WILHELMSHAVEN - Mit „Scherz, Satire, Ironie und tiefere Bedeutung“ von Christian Dietrich Grabbe hat Gerhard Hess seine Intendanz an der Landesbühne vor 14 Jahren eröffnet. Und so hält sich Hess auch in seiner letzten Spielzeit als Intendant an diese Devise: Der Spielplan spiegelt alle Facetten gesellschaftlichen Lebens und individueller Bedürfnisse wider.
Er verbeugt sich mit „Macbeth“ von Shakespeare, mit Goethes „Clavigo“ (im Studio) und den „Räubern“ von Schiller ebenso vor den Klassikern wie vor der Moderne: „Frühlings Erwachen“ von Frank Wedekind, „Eines langen Tages Reise in die Nacht“ von Eugene O’Neil und Hans Henny Jahnns „Trümmer des Gewissens“.
Zum dritten Mal steht ein neues Stück von David Lescot auf dem Spielplan.
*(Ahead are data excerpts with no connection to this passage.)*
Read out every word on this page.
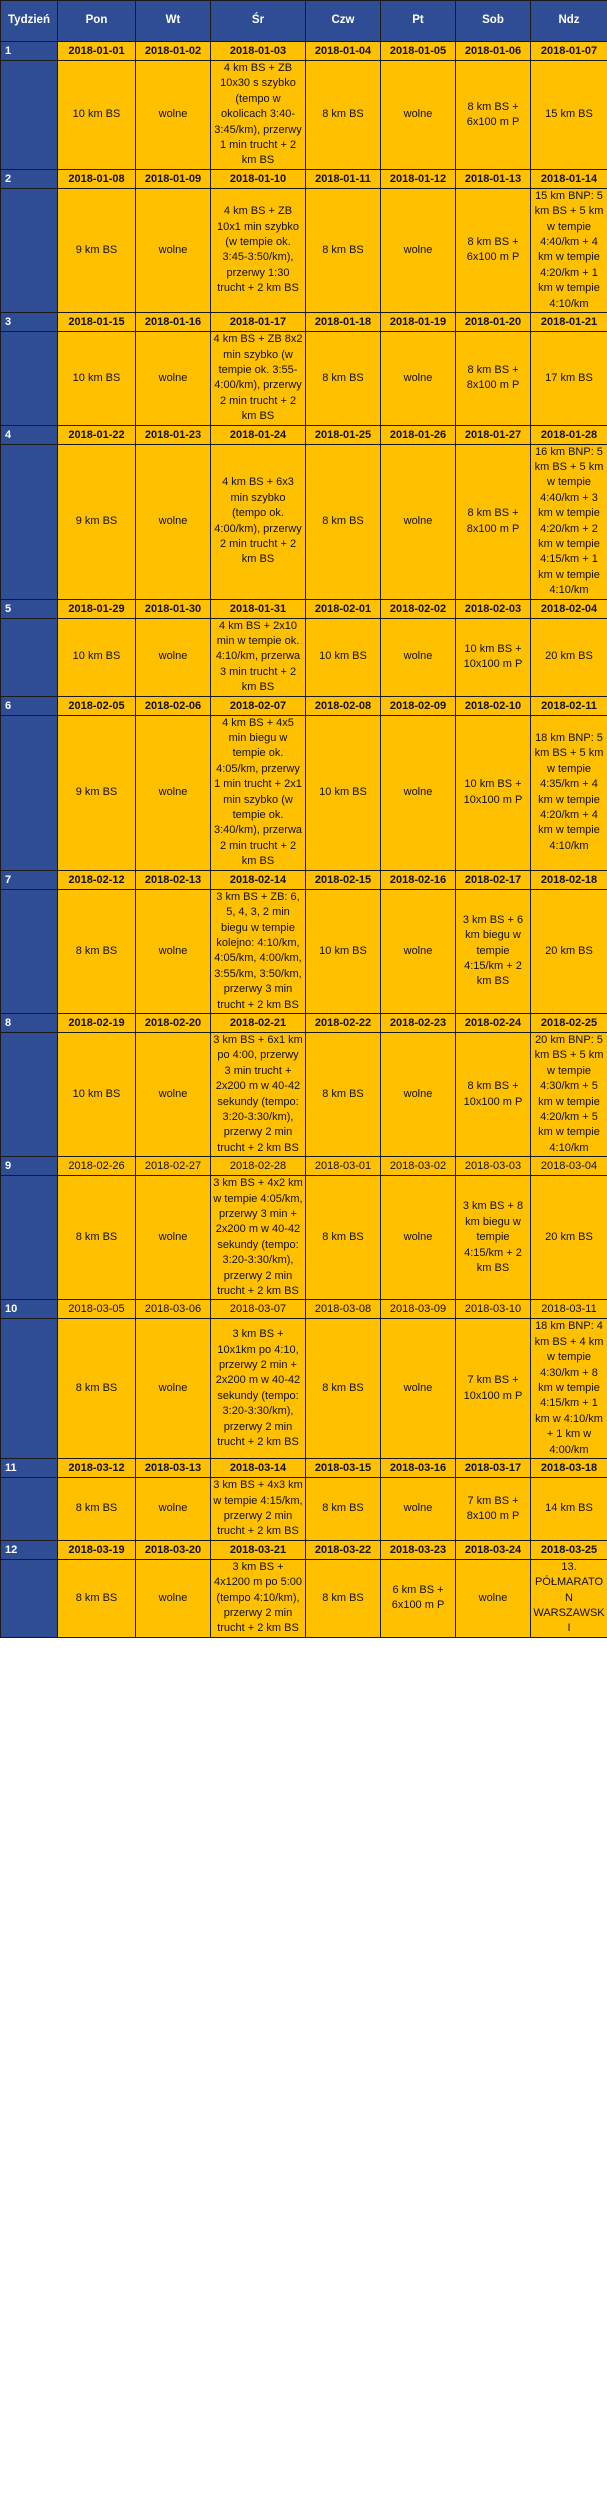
Tydzień	Pon	Wt	Śr	Czw	Pt	Sob	Ndz
1	2018-01-01	2018-01-02	2018-01-03	2018-01-04	2018-01-05	2018-01-06	2018-01-07
	10 km BS	wolne	4 km BS + ZB 10x30 s szybko (tempo w okolicach 3:40-3:45/km), przerwy 1 min trucht + 2 km BS	8 km BS	wolne	8 km BS + 6x100 m P	15 km BS
2	2018-01-08	2018-01-09	2018-01-10	2018-01-11	2018-01-12	2018-01-13	2018-01-14
	9 km BS	wolne	4 km BS + ZB 10x1 min szybko (w tempie ok. 3:45-3:50/km), przerwy 1:30 trucht + 2 km BS	8 km BS	wolne	8 km BS + 6x100 m P	15 km BNP: 5 km BS + 5 km w tempie 4:40/km + 4 km w tempie 4:20/km + 1 km w tempie 4:10/km
3	2018-01-15	2018-01-16	2018-01-17	2018-01-18	2018-01-19	2018-01-20	2018-01-21
	10 km BS	wolne	4 km BS + ZB 8x2 min szybko (w tempie ok. 3:55-4:00/km), przerwy 2 min trucht + 2 km BS	8 km BS	wolne	8 km BS + 8x100 m P	17 km BS
4	2018-01-22	2018-01-23	2018-01-24	2018-01-25	2018-01-26	2018-01-27	2018-01-28
	9 km BS	wolne	4 km BS + 6x3 min szybko (tempo ok. 4:00/km), przerwy 2 min trucht + 2 km BS	8 km BS	wolne	8 km BS + 8x100 m P	16 km BNP: 5 km BS + 5 km w tempie 4:40/km + 3 km w tempie 4:20/km + 2 km w tempie 4:15/km + 1 km w tempie 4:10/km
5	2018-01-29	2018-01-30	2018-01-31	2018-02-01	2018-02-02	2018-02-03	2018-02-04
	10 km BS	wolne	4 km BS + 2x10 min w tempie ok. 4:10/km, przerwa 3 min trucht + 2 km BS	10 km BS	wolne	10 km BS + 10x100 m P	20 km BS
6	2018-02-05	2018-02-06	2018-02-07	2018-02-08	2018-02-09	2018-02-10	2018-02-11
	9 km BS	wolne	4 km BS + 4x5 min biegu w tempie ok. 4:05/km, przerwy 1 min trucht + 2x1 min szybko (w tempie ok. 3:40/km), przerwa 2 min trucht + 2 km BS	10 km BS	wolne	10 km BS + 10x100 m P	18 km BNP: 5 km BS + 5 km w tempie 4:35/km + 4 km w tempie 4:20/km + 4 km w tempie 4:10/km
7	2018-02-12	2018-02-13	2018-02-14	2018-02-15	2018-02-16	2018-02-17	2018-02-18
	8 km BS	wolne	3 km BS + ZB: 6, 5, 4, 3, 2 min biegu w tempie kolejno: 4:10/km, 4:05/km, 4:00/km, 3:55/km, 3:50/km, przerwy 3 min trucht + 2 km BS	10 km BS	wolne	3 km BS + 6 km biegu w tempie 4:15/km + 2 km BS	20 km BS
8	2018-02-19	2018-02-20	2018-02-21	2018-02-22	2018-02-23	2018-02-24	2018-02-25
	10 km BS	wolne	3 km BS + 6x1 km po 4:00, przerwy 3 min trucht + 2x200 m w 40-42 sekundy (tempo: 3:20-3:30/km), przerwy 2 min trucht + 2 km BS	8 km BS	wolne	8 km BS + 10x100 m P	20 km BNP: 5 km BS + 5 km w tempie 4:30/km + 5 km w tempie 4:20/km + 5 km w tempie 4:10/km
9	2018-02-26	2018-02-27	2018-02-28	2018-03-01	2018-03-02	2018-03-03	2018-03-04
	8 km BS	wolne	3 km BS + 4x2 km w tempie 4:05/km, przerwy 3 min + 2x200 m w 40-42 sekundy (tempo: 3:20-3:30/km), przerwy 2 min trucht + 2 km BS	8 km BS	wolne	3 km BS + 8 km biegu w tempie 4:15/km + 2 km BS	20 km BS
10	2018-03-05	2018-03-06	2018-03-07	2018-03-08	2018-03-09	2018-03-10	2018-03-11
	8 km BS	wolne	3 km BS + 10x1km po 4:10, przerwy 2 min + 2x200 m w 40-42 sekundy (tempo: 3:20-3:30/km), przerwy 2 min trucht + 2 km BS	8 km BS	wolne	7 km BS + 10x100 m P	18 km BNP: 4 km BS + 4 km w tempie 4:30/km + 8 km w tempie 4:15/km + 1 km w 4:10/km + 1 km w 4:00/km
11	2018-03-12	2018-03-13	2018-03-14	2018-03-15	2018-03-16	2018-03-17	2018-03-18
	8 km BS	wolne	3 km BS + 4x3 km w tempie 4:15/km, przerwy 2 min trucht + 2 km BS	8 km BS	wolne	7 km BS + 8x100 m P	14 km BS
12	2018-03-19	2018-03-20	2018-03-21	2018-03-22	2018-03-23	2018-03-24	2018-03-25
	8 km BS	wolne	3 km BS + 4x1200 m po 5:00 (tempo 4:10/km), przerwy 2 min trucht + 2 km BS	8 km BS	6 km BS + 6x100 m P	wolne	13. PÓŁMARATON WARSZAWSKI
Die Landesbühne bringt dessen „Das System Ponzi“ als Deutschsprachige Erstaufführung heraus, ein Werk, das sich mit den Methoden der Geldvermehrung beschäftigt. Es gibt Komödien – „Sonny Boys“ von Neil Simon – und auf der Großen Bühne des Stadttheaters auch ein musikalisches Spektakel mit dem Titel „Ubu, König“, mit Songs von Mardi Gras.bb, Alfred Jarry und Jochen Wenz. Das Stück wird am 12. Januar 2013 uraufgeführt. Und ganz besonders freut sich Hess darauf, mit seiner Abschiedsinszenierung von Goldonis „Sommerfrische“ zum Ende der Spielzeit das Ensemble um sich versammeln zu können.
Die Abteilung Musical ist mit „Toll trieben es die alten Römer“ von Stephen Sondheim vertreten, einem Musical, das Hess schon allein musikalisch gesehen über die Werke von Andrew Lloyd Webber stellt. Grundsätzlich „bin ich von jedem Stück begeistert“, so der Landesbühnen-Intendanten zum neuen Spielplan, sonst „gehört es auch nicht auf den Spielplan“.